Festival Lumière 2020/ Garde à vue: quand la rencontre Miller/Audiard fait des étincelles
Le festival Lumière a commencé depuis samedi et même si cette année, restriction sanitaire oblige on n'a pas été convié à la cérémonie d'ouverture (snif), on se rattrape sur les autres séances et notamment sur les différentes retrospectives et hommages qui sont nombreux.et très riches en enseignements cinématographiques de toute sortes...
On commence dès ce lundi avec un article consacré au centenaire Michel Audiard avec l'oeuvre de sa filmographique qui nous enthousiasme le plus, le Garde à Vue de Claude Miller dont le grand Michel a assuré les (si brillants) dialogues :
On le sait, le Festival Lumière s’engouffre dans la brèche du centenaire de la naissance de Michel Audiard pour rendre un hommage au scénariste et dialoguiste hors pair qui appartient depuis longtemps déjà au patrimoine du cinéma français.
Mais si Michel Audiard est connu pour ses mots fleuris et son sens de la gaudriole et de la comédie populaire, il a commencé à arpenter des sentiers plus opaques grâce à sa collaboration avec Claude Miller pour Garde à vue, projet qui voit le jour en 1980.
Michel Audiard est au tout début du projet, puisque c’est lui qui découvre le roman paru en Série Noire "À table !" de John Wainwright et il est tellement emballé par sa lecture qu’il en acquiert immédiatement les droits.

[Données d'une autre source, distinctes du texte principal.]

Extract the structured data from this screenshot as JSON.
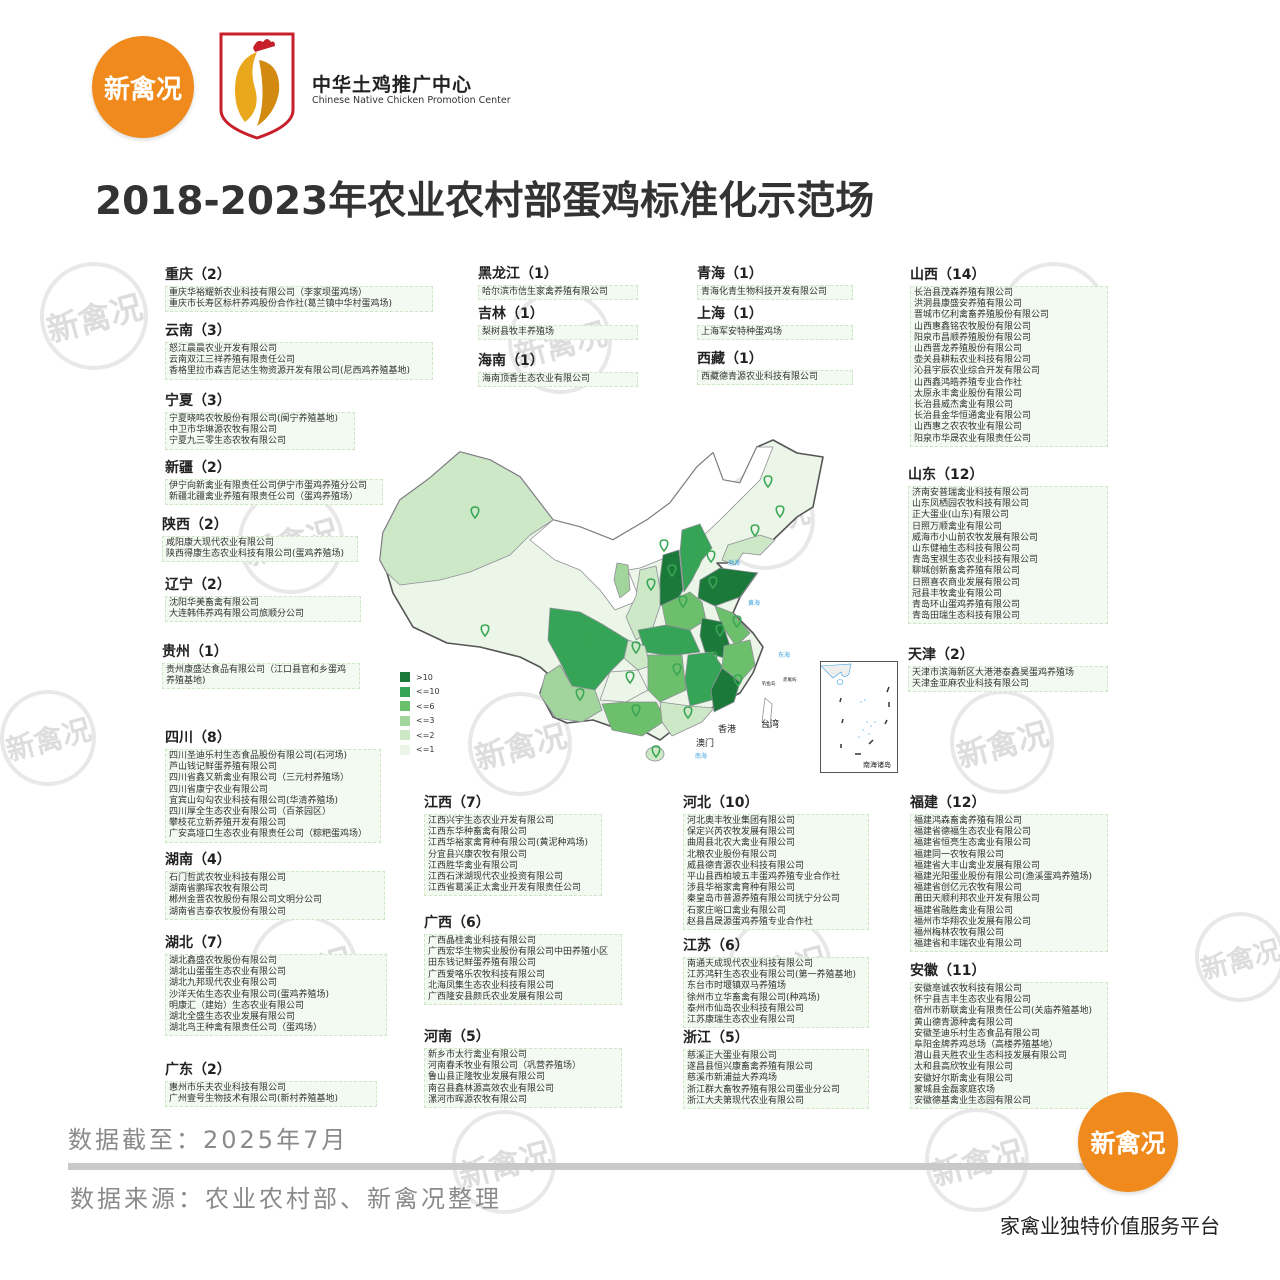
{
  "header": {
    "brand_logo_text": "新禽况",
    "org_name": "中华土鸡推广中心",
    "org_name_en": "Chinese Native Chicken Promotion Center",
    "title": "2018-2023年农业农村部蛋鸡标准化示范场"
  },
  "watermark_text": "新禽况",
  "provinces": [
    {
      "name": "重庆",
      "count": 2,
      "companies": [
        "重庆华裕耀新农业科技有限公司（李家坝蛋鸡场）",
        "重庆市长寿区标杆养鸡股份合作社(葛兰镇中华村蛋鸡场)"
      ]
    },
    {
      "name": "云南",
      "count": 3,
      "companies": [
        "怒江晨晨农业开发有限公司",
        "云南双江三祥养殖有限责任公司",
        "香格里拉市森吉尼达生物资源开发有限公司(尼西鸡养殖基地)"
      ]
    },
    {
      "name": "宁夏",
      "count": 3,
      "companies": [
        "宁夏晓鸣农牧股份有限公司(闽宁养殖基地)",
        "中卫市华琳源农牧有限公司",
        "宁夏九三零生态农牧有限公司"
      ]
    },
    {
      "name": "新疆",
      "count": 2,
      "companies": [
        "伊宁向新禽业有限责任公司伊宁市蛋鸡养殖分公司",
        "新疆北疆禽业养殖有限责任公司（蛋鸡养殖场）"
      ]
    },
    {
      "name": "陕西",
      "count": 2,
      "companies": [
        "咸阳康大现代农业有限公司",
        "陕西得康生态农业科技有限公司(蛋鸡养殖场)"
      ]
    },
    {
      "name": "辽宁",
      "count": 2,
      "companies": [
        "沈阳华美畜禽有限公司",
        "大连韩伟养鸡有限公司旅顺分公司"
      ]
    },
    {
      "name": "贵州",
      "count": 1,
      "companies": [
        "贵州康盛达食品有限公司（江口县官和乡蛋鸡",
        "养殖基地)"
      ]
    },
    {
      "name": "四川",
      "count": 8,
      "companies": [
        "四川圣迪乐村生态食品股份有限公司(石河场)",
        "芦山钱记鲜蛋养殖有限公司",
        "四川省鑫又新禽业有限公司（三元村养殖场）",
        "四川省康宁农业有限公司",
        "宜宾山勾勾农业科技有限公司(华清养殖场)",
        "四川厚全生态农业有限公司（百茶园区）",
        "攀枝花立新养殖开发有限公司",
        "广安高垭口生态农业有限责任公司（粽粑蛋鸡场）"
      ]
    },
    {
      "name": "湖南",
      "count": 4,
      "companies": [
        "石门哲武农牧业科技有限公司",
        "湖南省鹏珲农牧有限公司",
        "郴州金晋农牧股份有限公司文明分公司",
        "湖南省吉泰农牧股份有限公司"
      ]
    },
    {
      "name": "湖北",
      "count": 7,
      "companies": [
        "湖北鑫盛农牧股份有限公司",
        "湖北山蛋蛋生态农业有限公司",
        "湖北九邦现代农业有限公司",
        "沙洋天佑生态农业有限公司(蛋鸡养殖场)",
        "明康汇（建始）生态农业有限公司",
        "湖北全盛生态农业发展有限公司",
        "湖北鸟王种禽有限责任公司（蛋鸡场）"
      ]
    },
    {
      "name": "广东",
      "count": 2,
      "companies": [
        "惠州市乐夫农业科技有限公司",
        "广州壹号生物技术有限公司(新村养殖基地)"
      ]
    },
    {
      "name": "黑龙江",
      "count": 1,
      "companies": [
        "哈尔滨市信生家禽养殖有限公司"
      ]
    },
    {
      "name": "吉林",
      "count": 1,
      "companies": [
        "梨树县牧丰养殖场"
      ]
    },
    {
      "name": "海南",
      "count": 1,
      "companies": [
        "海南顶香生态农业有限公司"
      ]
    },
    {
      "name": "青海",
      "count": 1,
      "companies": [
        "青海化青生物科技开发有限公司"
      ]
    },
    {
      "name": "上海",
      "count": 1,
      "companies": [
        "上海军安特种蛋鸡场"
      ]
    },
    {
      "name": "西藏",
      "count": 1,
      "companies": [
        "西藏德青源农业科技有限公司"
      ]
    },
    {
      "name": "山西",
      "count": 14,
      "companies": [
        "长治县茂森养殖有限公司",
        "洪洞县康盛安养殖有限公司",
        "晋城市亿利禽畜养殖股份有限公司",
        "山西惠鑫铭农牧股份有限公司",
        "阳泉市昌顺养殖股份有限公司",
        "山西晋龙养殖股份有限公司",
        "壶关县耕耘农业科技有限公司",
        "沁县宇辰农业综合开发有限公司",
        "山西鑫鸿皓养殖专业合作社",
        "太原永丰禽业股份有限公司",
        "长治县威杰禽业有限公司",
        "长治县金华恒通禽业有限公司",
        "山西惠之农农牧业有限公司",
        "阳泉市华晟农业有限责任公司"
      ]
    },
    {
      "name": "山东",
      "count": 12,
      "companies": [
        "济南安普瑞禽业科技有限公司",
        "山东凤栖园农牧科技有限公司",
        "正大蛋业(山东)有限公司",
        "日照万顺禽业有限公司",
        "威海市小山前农牧发展有限公司",
        "山东健袖生态科技有限公司",
        "青岛宝祺生态农业科技有限公司",
        "聊城创新畜禽养殖有限公司",
        "日照喜农商业发展有限公司",
        "冠县丰牧禽业有限公司",
        "青岛环山蛋鸡养殖有限公司",
        "青岛田瑞生态科技有限公司"
      ]
    },
    {
      "name": "天津",
      "count": 2,
      "companies": [
        "天津市滨海新区大港港泰鑫昊蛋鸡养殖场",
        "天津金亚麻农业科技有限公司"
      ]
    },
    {
      "name": "江西",
      "count": 7,
      "companies": [
        "江西兴宇生态农业开发有限公司",
        "江西东华种畜禽有限公司",
        "江西华裕家禽育种有限公司(黄泥种鸡场)",
        "分宜县兴康农牧有限公司",
        "江西胜华禽业有限公司",
        "江西石洣湖现代农业投资有限公司",
        "江西省葛溪正太禽业开发有限责任公司"
      ]
    },
    {
      "name": "广西",
      "count": 6,
      "companies": [
        "广西晶桂禽业科技有限公司",
        "广西宏华生物实业股份有限公司中田养殖小区",
        "田东钱记鲜蛋养殖有限公司",
        "广西爱咯乐农牧科技有限公司",
        "北海凤集生态农业科技有限公司",
        "广西隆安县颜氏农业发展有限公司"
      ]
    },
    {
      "name": "河南",
      "count": 5,
      "companies": [
        "新乡市太行禽业有限公司",
        "河南春禾牧业有限公司（巩营养殖场）",
        "鲁山县正隆牧业发展有限公司",
        "南召县鑫林源高效农业有限公司",
        "漯河市晖源农牧有限公司"
      ]
    },
    {
      "name": "河北",
      "count": 10,
      "companies": [
        "河北奥丰牧业集团有限公司",
        "保定兴芮农牧发展有限公司",
        "曲周县北农大禽业有限公司",
        "北粮农业股份有限公司",
        "威县德青源农业科技有限公司",
        "平山县西柏坡五丰蛋鸡养殖专业合作社",
        "涉县华裕家禽育种有限公司",
        "秦皇岛市普源养殖有限公司抚宁分公司",
        "石家庄峪口禽业有限公司",
        "赵县昌晟源蛋鸡养殖专业合作社"
      ]
    },
    {
      "name": "江苏",
      "count": 6,
      "companies": [
        "南通天成现代农业科技有限公司",
        "江苏鸿轩生态农业有限公司(第一养殖基地)",
        "东台市时堰镇双马养殖场",
        "徐州市立华畜禽有限公司(种鸡场)",
        "泰州市仙岛农业科技有限公司",
        "江苏康瑞生态农业有限公司"
      ]
    },
    {
      "name": "浙江",
      "count": 5,
      "companies": [
        "慈溪正大蛋业有限公司",
        "遂昌县恒兴康畜禽养殖有限公司",
        "慈溪市新浦益大养鸡场",
        "浙江群大畜牧养殖有限公司蛋业分公司",
        "浙江大夫第现代农业有限公司"
      ]
    },
    {
      "name": "福建",
      "count": 12,
      "companies": [
        "福建鸿森畜禽养殖有限公司",
        "福建省德福生态农业有限公司",
        "福建省恒亮生态禽业有限公司",
        "福建同一农牧有限公司",
        "福建省大丰山禽业发展有限公司",
        "福建光阳蛋业股份有限公司(渔溪蛋鸡养殖场)",
        "福建省创亿元农牧有限公司",
        "莆田天顺利邦农业开发有限公司",
        "福建省融胜禽业有限公司",
        "福州市华翔农业发展有限公司",
        "福州梅林农牧有限公司",
        "福建省和丰瑞农业有限公司"
      ]
    },
    {
      "name": "安徽",
      "count": 11,
      "companies": [
        "安徽亳诚农牧科技有限公司",
        "怀宁县吉丰生态农业有限公司",
        "宿州市新联禽业有限责任公司(关庙养殖基地)",
        "黄山德青源种禽有限公司",
        "安徽圣迪乐村生态食品有限公司",
        "阜阳金牌养鸡总场（高楼养殖基地）",
        "潜山县天胜农业生态科技发展有限公司",
        "太和县高欣牧业有限公司",
        "安徽好尔斯禽业有限公司",
        "蒙城县金磊家庭农场",
        "安徽德基禽业生态园有限公司"
      ]
    }
  ],
  "map": {
    "legend": [
      {
        "label": ">10",
        "color": "#1b7a3a"
      },
      {
        "label": "<=10",
        "color": "#35a457"
      },
      {
        "label": "<=6",
        "color": "#6cbf6b"
      },
      {
        "label": "<=3",
        "color": "#a2d59b"
      },
      {
        "label": "<=2",
        "color": "#cde8c6"
      },
      {
        "label": "<=1",
        "color": "#ebf6e8"
      }
    ],
    "labels": {
      "hk": "香港",
      "macau": "澳门",
      "taiwan": "台湾",
      "bohai": "渤海",
      "yellow_sea": "黄海",
      "east_sea": "东海",
      "south_sea": "南海",
      "diaoyu": "钓鱼岛",
      "chiwei": "赤尾屿",
      "inset": "南海诸岛"
    }
  },
  "footer": {
    "data_date": "数据截至：2025年7月",
    "data_source": "数据来源：农业农村部、新禽况整理",
    "brand_logo_text": "新禽况",
    "slogan": "家禽业独特价值服务平台"
  }
}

Le dialoguiste des Tontons flingueurs voyait dans de projet une envie de textes aux thèmes plus sombres qu’à l’accoutumée et un côté plus épuré dans les scènes d'action.
À l'origine destinée à plusieurs cinéastes comme Yves Boisset Costa-Gavras ou Robin Davies (qui venait de triompher avec la guerre des polices), ces derniers, sans doute un peu effrayés par le coté huis clos du scénario, passent la main.
Jean Louis Livi, agent puis producteur bien connu, va alors contacter Claude Miller pour lui proposer le projet. Celui-ci, qui avait marqué les esprits en 1975 grâce à son premier film, La Meilleure Façon de Marcher, ressortait toutefois d’un échec qui l’avait fortement chagriné avec l’accueil tiède réservé à son second film "Dites-lui que je l’aime".
Sentant qu’il ne pouvait refuser en l'état un film de commande, Claude Miller accepte rapidement le projet car il trouve dans le roman de Wainwright des choses qui colle beaucoup à son univers notamment la question de l’intolérance vis-à-vis des pratiques sexuelles « déviantes«, qui était du reste le sujet principal de La Meilleure Façon de Marcher.
Cependant , Claude Miller s'avère être quelque peu réticent à l’idée de travailler avec un Michel Audiard qui lui semble totalement éloigné de son univers.
Miller s’attelle alors longuement à la conception du scénario avec Jean Herman, fidèle comparse d’Audiard- qui ne travaille plus sur la partie écriture du scénario depuis plusieurs années- en construisant notamment un story board très détaillé ,conçu par Lam Lé, et qui détaille précisemment chaque plan, apportant une vraie fluidité au récit et allégant le coté très bavard du script.
Cependant, Miller étant un grand perfectionniste et une personnalité qui sait ce qu'elle veut, les frictions vont vite arriver avec Audiard lorsque Miller décidera de supprimer des dialogues qu’il juge "à ses oreilles comme « sonnant trop comme du Audiard. »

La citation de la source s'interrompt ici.